Three ways to connect with God:

1. Make holidays, holy-days. … Take important days and commemorate them so you won’t forget them. … In Exodus 12-13 Moses has been God’s messenger to Pharaoh. In chapter 12, the tenth and final plague is delivered. This plague involved an angel who would passover all the houses and kill the first-born son of each house that did not have blood of a lamb on the door-post. After this plague, the Israelites were allowed to leave Egypt in the great Exodus. … God told the Israelites to make a holiday (or holy-day) in order to remember what God did for them. Each year, they were to have a meal called Passover. Each family would roast a lamb and eat the whole lamb that night. … Commemorate and celebrate! These days that are meant for us to remember important landmarks can also be fun. Holidays don’t have to be just commemorative or just fun. They can be both. … Holidays are also meant to be teaching opportunities. Parents are to teach their children why they commemorate and celebrate the holiday. … Here in the U.S. we have Easter and Christmas as our main Christian holidays

2. Create landmarks to record the activity of God in your family life. … In Joshua 4 When the Israelites were camped on the banks of the Jordan River and about to reach the Promised Land and Joshua became the leader of the Israelites, God performed a miracle through Joshua to help validate him as the new leader. The priest carrying the Ark of the Covenant stepped into the river and it dried up. As the priests stood in the middle of the dried up river, Joshua had twelve men, one from each tribe of Israel, go back and stack large stones from the riverbank in the middle of the river. They were monuments that commemorate and celebrate what God did for them. Now when children asked why the stones were there, they were to tell the children of the events of that day and the place. … When God does something in your family, create a landmark or a memento of a what happened there or on that day. Just be sure that you do not worship the landmark.
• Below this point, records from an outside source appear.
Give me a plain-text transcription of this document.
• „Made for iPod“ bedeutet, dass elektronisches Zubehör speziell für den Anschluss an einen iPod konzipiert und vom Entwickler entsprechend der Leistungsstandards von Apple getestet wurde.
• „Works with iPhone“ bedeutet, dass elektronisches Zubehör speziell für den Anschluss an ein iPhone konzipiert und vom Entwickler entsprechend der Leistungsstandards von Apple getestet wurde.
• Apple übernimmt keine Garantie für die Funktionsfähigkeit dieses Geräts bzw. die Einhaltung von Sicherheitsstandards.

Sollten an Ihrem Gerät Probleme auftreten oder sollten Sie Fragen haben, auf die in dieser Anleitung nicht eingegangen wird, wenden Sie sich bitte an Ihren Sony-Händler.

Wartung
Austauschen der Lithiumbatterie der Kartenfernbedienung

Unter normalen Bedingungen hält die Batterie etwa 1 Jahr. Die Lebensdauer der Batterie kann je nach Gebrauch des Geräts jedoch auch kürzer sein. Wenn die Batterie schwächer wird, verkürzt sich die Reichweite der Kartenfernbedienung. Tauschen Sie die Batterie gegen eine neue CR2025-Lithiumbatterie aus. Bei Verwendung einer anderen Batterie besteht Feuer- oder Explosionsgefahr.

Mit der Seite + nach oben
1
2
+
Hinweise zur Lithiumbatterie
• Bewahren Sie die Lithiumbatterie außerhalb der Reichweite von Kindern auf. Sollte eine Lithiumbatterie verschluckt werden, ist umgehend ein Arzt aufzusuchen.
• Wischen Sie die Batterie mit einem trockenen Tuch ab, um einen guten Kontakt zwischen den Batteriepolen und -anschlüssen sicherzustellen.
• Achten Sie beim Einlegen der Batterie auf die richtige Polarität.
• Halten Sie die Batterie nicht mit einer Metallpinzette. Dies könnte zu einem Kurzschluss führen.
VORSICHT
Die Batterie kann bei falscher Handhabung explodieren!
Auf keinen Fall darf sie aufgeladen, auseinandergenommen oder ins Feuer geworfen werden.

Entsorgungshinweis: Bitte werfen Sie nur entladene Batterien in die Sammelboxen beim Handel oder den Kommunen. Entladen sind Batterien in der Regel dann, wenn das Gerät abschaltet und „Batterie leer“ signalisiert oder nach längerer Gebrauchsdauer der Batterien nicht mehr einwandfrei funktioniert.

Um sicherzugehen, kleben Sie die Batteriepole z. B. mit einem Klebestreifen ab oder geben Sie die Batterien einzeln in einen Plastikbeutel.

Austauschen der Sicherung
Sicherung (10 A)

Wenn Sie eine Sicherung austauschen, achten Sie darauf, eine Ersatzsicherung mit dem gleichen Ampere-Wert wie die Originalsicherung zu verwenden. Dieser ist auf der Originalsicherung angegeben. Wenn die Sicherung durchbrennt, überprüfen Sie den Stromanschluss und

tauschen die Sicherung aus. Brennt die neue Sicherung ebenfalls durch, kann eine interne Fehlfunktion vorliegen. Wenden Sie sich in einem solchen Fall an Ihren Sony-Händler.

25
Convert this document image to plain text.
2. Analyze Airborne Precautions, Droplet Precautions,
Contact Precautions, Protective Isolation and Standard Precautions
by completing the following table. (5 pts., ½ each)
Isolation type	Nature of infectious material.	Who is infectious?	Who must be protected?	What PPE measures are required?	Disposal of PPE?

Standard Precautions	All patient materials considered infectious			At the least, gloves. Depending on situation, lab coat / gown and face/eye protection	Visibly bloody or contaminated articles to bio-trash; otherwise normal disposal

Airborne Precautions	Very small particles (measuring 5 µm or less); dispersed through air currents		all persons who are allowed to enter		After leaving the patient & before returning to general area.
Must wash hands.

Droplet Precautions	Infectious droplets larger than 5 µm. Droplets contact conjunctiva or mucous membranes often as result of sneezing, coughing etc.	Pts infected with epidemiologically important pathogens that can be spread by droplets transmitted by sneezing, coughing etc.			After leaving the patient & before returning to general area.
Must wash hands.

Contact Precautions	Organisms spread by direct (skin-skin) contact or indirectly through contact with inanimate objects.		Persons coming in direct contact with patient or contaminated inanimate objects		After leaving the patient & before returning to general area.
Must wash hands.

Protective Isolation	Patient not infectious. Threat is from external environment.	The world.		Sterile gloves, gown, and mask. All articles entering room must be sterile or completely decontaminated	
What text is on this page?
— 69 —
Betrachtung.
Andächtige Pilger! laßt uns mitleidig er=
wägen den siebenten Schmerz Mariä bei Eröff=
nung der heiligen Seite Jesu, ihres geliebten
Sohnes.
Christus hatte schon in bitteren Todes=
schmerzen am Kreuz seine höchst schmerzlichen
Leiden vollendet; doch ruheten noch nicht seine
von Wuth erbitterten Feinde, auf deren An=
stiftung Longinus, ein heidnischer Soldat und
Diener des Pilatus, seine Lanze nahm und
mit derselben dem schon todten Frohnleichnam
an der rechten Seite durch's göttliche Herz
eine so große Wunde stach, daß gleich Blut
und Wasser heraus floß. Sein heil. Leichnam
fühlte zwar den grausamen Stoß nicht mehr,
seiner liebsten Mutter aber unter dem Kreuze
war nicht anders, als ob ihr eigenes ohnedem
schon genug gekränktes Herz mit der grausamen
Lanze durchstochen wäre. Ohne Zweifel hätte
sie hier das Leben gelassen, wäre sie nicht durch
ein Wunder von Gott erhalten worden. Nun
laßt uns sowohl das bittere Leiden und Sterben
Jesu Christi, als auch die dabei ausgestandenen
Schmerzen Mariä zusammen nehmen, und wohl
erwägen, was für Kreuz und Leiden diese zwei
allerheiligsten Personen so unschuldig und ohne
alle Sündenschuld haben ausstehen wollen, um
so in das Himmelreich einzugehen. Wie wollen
3. Mark times of transition in your family. … In Joshua 23-24, Joshua is getting to be an old man and is ready to hand leadership over to someone else. This is a significant event that and the Israelites needs to realize it. So Joshua calls the next generation of leaders to him and encourages them and challenges them to be strong and to fear the Lord. But he also tells them to make their own decisions and decide whether or not they will serve the one true God or the false gods of other nations. Then he says, “but as for me and my house, we will serve the Lord.” … They had to make a choice in this time of transition. Serve God or serve false gods? They chose God. The covenant was renewed and Joshua recorded the event and then he took a stone and set it there as a witness to what happened.